At some point Azula had come to lead the way. Like muscle memory, she finds that she can still find her way about the palace. Mostly anyhow. There are things that throw her off, decor that hadn't been there before, a new portrait, or something that has been moved from one place to another. The spa though, upon arrival, is both the same and different. It still has the frameworks of what it once was but it is grander now, more elegant. The fountain and its adjoining chair are exactly as they had been and a small tree in a large pot still sits on either side of the staircase leading to it. The carpeting is also much the same and sunlight spills in through a large window on the ceiling.

But there are new dragons that join the ones already accenting the back wall. And these ones jut forward with mouths spilling flames of gold. She notices that they too are fountains that lead to miniature fountains, presumably for hand washing. There are also several small crystals dangling from the ceiling, casting prisms all about the room. And when the sunlight strikes them right, they bounce off of the jets of water. There are also small turtle-duck statues resting near the potted trees.

It is so familiar yet so changed.

She admits that she does like the change.

"Do you like it?"

"It's nice, Zuzu."

"I was about to have my hair combed, but you can go first if you want."

She would very much like that.
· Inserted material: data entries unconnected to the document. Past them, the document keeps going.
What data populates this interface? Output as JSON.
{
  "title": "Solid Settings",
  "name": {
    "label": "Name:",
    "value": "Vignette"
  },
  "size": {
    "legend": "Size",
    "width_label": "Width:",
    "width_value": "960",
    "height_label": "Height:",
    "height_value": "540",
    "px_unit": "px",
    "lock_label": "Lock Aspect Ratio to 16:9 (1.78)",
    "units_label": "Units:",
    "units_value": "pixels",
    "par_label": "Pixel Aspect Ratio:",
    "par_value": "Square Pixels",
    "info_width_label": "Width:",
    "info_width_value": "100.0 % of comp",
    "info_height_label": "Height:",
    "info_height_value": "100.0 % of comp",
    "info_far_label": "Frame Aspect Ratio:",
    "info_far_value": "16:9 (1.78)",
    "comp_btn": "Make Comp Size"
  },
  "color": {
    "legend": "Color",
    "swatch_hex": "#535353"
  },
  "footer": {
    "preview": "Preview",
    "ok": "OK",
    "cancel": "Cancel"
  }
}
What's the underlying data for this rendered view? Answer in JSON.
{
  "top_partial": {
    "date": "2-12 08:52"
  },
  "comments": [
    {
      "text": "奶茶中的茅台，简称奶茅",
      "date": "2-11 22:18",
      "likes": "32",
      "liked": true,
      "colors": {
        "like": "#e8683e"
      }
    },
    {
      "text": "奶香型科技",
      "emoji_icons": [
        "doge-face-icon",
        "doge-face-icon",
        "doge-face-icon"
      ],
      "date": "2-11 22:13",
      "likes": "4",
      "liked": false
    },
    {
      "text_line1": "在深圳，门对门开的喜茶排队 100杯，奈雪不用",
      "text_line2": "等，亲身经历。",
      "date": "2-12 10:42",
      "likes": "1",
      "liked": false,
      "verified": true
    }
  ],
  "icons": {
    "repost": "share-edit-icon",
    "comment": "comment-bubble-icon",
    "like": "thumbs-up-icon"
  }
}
It will take less time for them to wash her hair anyways. Where hers has been mournfully hacked, his locks have lengthened so gracefully. She thinks it somewhat cruel how he is now the one with all of the splendor both visually and in status. She feels ruefully unremarkable. "Yes, that would be wonderful."

The serving girls file into the room. "You hired them back?"

"They weren't supposed to have been banished in the first place."

She isn't sure that he had meant it as anything more than a statement of fact, but it still stings. She reclines in the spa chair, feeling terribly uncomfortable and out of place. The longer that she stays the more she feels as though she shouldn't have come back. It is one thing to be plain in an ordinary world and another to be lackluster when surrounded by splendor.